Il est impossible de parvenir à un développement écologique avec un mode de vie «brun».

Ces dernières années, la nécessité d’ une économie plus verte s’est imposée. De la réduction des émissions à la mise en œuvre de pratiques ESG (sociales, environnementales et de gouvernance), en passant par le recyclage des emballages et l’économie circulaire, les entreprises doivent s’adapter aux nouvelles normes de développement du marché mondial.

Cependant, à l’échelle de la société, cette transition n’a pas été véritablement uniforme. Si les entreprises sont de plus en plus tenues d’investir dans des technologies plus propres, d’être plus transparentes sur leurs émissions et de respecter leurs obligations en matière de recyclage, les habitudes de consommation polluantes et énergivores restent très répandues au quotidien.

On estime que le Vietnam produit environ 1,8 million de tonnes de déchets plastiques par an, tandis que le taux de recyclage reste faible. Le gaspillage alimentaire, la consommation excessive d’électricité et d’eau, ainsi qu’une forte dépendance aux produits plastiques à usage unique demeurent des problèmes courants dans de nombreuses zones urbaines.

Il est frappant de constater que, malgré la pression croissante exercée sur les entreprises pour qu’elles adoptent des pratiques plus écologiques, la société semble rester assez tolérante envers les comportements de consommation néfastes pour l’environnement. Nombreux sont ceux qui considèrent encore la protection de l’environnement comme relevant principalement de la responsabilité des pouvoirs publics ou des entreprises, alors que leurs habitudes de consommation quotidiennes génèrent des émissions importantes.
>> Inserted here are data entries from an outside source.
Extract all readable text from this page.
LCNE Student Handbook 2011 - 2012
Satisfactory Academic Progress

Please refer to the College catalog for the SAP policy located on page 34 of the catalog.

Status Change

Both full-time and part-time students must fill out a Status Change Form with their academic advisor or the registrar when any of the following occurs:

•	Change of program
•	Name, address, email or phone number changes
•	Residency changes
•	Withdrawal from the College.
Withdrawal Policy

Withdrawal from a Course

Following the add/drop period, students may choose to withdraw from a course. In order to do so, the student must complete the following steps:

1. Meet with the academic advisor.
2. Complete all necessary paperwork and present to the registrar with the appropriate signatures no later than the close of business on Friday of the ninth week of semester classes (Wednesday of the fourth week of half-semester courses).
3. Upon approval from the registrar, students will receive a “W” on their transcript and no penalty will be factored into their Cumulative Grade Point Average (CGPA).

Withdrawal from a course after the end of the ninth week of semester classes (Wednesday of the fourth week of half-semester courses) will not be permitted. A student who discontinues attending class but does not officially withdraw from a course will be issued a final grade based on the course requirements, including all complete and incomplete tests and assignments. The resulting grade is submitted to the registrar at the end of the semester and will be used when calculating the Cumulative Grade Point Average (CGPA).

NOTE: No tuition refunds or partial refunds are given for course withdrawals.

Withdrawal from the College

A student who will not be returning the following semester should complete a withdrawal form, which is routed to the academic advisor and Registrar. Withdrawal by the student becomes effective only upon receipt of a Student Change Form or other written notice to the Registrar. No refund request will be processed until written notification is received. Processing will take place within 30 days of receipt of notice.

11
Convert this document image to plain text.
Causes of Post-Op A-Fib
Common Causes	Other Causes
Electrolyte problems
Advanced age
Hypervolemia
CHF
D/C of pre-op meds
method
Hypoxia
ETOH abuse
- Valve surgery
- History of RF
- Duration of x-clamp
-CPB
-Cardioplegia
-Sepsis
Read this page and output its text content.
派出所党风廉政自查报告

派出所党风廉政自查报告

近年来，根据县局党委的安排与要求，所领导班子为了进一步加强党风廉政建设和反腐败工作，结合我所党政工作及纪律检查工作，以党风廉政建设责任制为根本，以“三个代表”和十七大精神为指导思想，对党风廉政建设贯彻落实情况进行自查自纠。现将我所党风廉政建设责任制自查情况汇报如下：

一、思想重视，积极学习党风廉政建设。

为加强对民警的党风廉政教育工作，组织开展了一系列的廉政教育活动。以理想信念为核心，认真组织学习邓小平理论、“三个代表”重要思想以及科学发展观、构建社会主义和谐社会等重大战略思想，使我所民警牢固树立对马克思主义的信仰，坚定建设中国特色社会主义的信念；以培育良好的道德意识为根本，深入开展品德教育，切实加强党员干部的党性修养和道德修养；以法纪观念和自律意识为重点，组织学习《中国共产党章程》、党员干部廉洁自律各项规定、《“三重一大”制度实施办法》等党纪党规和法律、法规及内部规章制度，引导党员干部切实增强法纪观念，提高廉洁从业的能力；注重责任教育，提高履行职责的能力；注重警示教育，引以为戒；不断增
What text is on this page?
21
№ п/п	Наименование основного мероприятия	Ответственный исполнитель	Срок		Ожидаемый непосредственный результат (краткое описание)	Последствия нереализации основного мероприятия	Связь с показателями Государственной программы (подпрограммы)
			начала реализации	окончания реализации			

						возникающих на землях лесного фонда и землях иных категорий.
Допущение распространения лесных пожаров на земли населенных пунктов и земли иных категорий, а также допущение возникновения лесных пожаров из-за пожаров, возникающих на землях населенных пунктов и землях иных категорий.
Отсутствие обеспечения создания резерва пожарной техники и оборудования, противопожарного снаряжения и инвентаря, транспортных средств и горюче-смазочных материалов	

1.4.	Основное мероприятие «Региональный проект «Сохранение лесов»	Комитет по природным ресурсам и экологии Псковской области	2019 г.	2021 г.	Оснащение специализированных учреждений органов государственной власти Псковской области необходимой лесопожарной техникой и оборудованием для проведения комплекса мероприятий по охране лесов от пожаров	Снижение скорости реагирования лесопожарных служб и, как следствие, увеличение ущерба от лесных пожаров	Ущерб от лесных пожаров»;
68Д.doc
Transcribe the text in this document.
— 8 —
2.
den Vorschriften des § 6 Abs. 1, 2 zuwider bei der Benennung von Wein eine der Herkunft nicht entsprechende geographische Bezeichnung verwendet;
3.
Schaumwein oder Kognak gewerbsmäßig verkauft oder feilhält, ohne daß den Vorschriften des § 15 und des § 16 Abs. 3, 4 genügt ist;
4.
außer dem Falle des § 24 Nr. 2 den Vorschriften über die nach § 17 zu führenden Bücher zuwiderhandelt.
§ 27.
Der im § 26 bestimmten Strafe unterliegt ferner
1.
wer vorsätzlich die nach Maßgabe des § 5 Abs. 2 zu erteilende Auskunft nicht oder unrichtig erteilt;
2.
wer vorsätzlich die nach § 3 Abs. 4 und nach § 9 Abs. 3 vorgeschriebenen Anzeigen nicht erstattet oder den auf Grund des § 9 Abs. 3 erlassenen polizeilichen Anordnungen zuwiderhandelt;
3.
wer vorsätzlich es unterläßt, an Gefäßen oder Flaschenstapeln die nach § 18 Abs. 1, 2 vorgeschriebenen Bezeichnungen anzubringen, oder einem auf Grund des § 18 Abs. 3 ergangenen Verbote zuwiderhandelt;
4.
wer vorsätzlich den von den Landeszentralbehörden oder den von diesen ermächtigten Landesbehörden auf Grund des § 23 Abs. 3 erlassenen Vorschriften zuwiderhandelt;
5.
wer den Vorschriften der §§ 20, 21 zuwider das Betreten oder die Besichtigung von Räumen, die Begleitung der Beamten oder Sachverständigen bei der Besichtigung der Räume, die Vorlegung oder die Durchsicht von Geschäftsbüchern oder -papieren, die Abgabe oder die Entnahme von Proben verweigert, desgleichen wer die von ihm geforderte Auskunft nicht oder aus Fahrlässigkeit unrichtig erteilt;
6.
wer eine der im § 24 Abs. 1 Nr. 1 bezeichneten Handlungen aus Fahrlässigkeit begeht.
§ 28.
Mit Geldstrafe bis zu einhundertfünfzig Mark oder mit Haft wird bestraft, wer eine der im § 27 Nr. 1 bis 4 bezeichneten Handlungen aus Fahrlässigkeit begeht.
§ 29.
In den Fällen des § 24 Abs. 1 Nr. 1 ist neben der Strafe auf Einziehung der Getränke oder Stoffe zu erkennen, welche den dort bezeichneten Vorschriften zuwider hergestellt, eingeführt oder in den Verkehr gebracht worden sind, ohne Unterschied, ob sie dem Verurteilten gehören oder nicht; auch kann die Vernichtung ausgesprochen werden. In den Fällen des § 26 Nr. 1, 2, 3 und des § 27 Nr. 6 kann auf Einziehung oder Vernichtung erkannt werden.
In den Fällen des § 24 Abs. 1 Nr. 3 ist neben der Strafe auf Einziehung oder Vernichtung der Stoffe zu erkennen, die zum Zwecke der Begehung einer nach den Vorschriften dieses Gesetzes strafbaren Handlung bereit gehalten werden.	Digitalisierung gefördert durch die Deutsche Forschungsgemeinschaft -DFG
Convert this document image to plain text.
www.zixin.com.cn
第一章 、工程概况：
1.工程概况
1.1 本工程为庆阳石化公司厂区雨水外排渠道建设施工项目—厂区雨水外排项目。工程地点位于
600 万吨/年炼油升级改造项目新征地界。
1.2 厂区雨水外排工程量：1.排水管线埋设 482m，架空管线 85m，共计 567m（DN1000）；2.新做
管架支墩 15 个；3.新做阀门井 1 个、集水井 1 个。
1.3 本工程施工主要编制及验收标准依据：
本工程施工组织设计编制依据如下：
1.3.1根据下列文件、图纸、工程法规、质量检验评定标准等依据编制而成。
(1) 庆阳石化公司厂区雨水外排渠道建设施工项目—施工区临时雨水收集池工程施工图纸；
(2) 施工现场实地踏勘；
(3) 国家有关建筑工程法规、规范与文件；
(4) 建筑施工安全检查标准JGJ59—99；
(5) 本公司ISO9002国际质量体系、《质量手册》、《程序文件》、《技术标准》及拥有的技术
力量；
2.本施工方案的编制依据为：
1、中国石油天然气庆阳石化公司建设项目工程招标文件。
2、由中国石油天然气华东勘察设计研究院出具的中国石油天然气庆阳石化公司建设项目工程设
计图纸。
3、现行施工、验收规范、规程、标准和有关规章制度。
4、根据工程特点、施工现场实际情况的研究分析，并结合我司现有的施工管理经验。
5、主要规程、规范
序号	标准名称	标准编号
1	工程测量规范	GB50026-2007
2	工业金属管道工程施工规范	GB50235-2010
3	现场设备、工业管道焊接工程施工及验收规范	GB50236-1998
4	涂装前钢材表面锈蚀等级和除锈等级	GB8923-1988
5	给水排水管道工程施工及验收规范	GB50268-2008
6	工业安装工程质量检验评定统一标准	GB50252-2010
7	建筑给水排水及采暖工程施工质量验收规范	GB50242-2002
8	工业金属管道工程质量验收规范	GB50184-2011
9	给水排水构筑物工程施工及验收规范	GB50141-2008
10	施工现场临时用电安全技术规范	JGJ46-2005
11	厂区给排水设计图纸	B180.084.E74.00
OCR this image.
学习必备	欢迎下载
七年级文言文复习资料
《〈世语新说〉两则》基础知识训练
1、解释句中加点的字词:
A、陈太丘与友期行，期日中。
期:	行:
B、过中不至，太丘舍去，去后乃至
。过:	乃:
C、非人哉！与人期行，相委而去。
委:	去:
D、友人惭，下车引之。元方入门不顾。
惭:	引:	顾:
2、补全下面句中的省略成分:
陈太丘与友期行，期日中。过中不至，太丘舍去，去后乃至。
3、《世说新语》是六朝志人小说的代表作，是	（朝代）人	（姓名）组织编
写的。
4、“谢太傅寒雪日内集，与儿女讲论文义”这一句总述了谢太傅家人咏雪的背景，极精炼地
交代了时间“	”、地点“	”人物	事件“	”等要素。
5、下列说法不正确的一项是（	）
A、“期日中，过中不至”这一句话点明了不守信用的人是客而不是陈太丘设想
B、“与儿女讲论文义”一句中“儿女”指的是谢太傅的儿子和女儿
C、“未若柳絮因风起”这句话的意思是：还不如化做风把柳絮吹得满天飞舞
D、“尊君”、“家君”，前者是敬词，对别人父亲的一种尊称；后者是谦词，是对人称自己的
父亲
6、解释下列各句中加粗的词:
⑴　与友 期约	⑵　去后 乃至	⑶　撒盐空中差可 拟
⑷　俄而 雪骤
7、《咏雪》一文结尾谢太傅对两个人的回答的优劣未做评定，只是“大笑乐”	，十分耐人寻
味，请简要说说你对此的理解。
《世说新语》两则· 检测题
Une économie verte ne dépend pas uniquement des technologies de production ou des engagements climatiques, mais aussi des comportements de millions de consommateurs. L’expérience internationale montre que les pays qui réussissent leur transition écologique promeuvent simultanément une production verte et modifient les comportements sociaux. Au Japon, les programmes d’étiquetage énergétique permettent aux consommateurs de connaître la consommation électrique et les émissions de carbone de leurs appareils. En Allemagne, le tri des déchets à la source est directement lié aux mécanismes de collecte et de traitement. De nombreux pays européens utilisent des taxes, des redevances et des incitations financières pour faciliter et rendre plus abordables les choix écologiques.

Le point commun entre ces pays est qu’ils ne font pas peser l’intégralité de la transition sur les entreprises, mais conçoivent plutôt des politiques visant à faire progressivement des comportements écologiques un choix courant dans la société.

C’est également un problème que le Vietnam devra résoudre dans les prochains mois. En effet, adopter un mode de vie écologique a parfois un coût. Certains produits respectueux de l’environnement sont plus chers que les produits conventionnels ; les infrastructures de tri, de collecte et de recyclage des déchets font encore défaut dans de nombreuses régions ; et les transports publics dans les grandes villes doivent encore progresser. Cela montre qu’une transition écologique a peu de chances de réussir si elle se limite à des campagnes de sensibilisation. Pour encourager des changements de comportement durables, il est nécessaire de créer des conditions plus favorables en termes d’infrastructures, d’information et de mécanismes d’incitation.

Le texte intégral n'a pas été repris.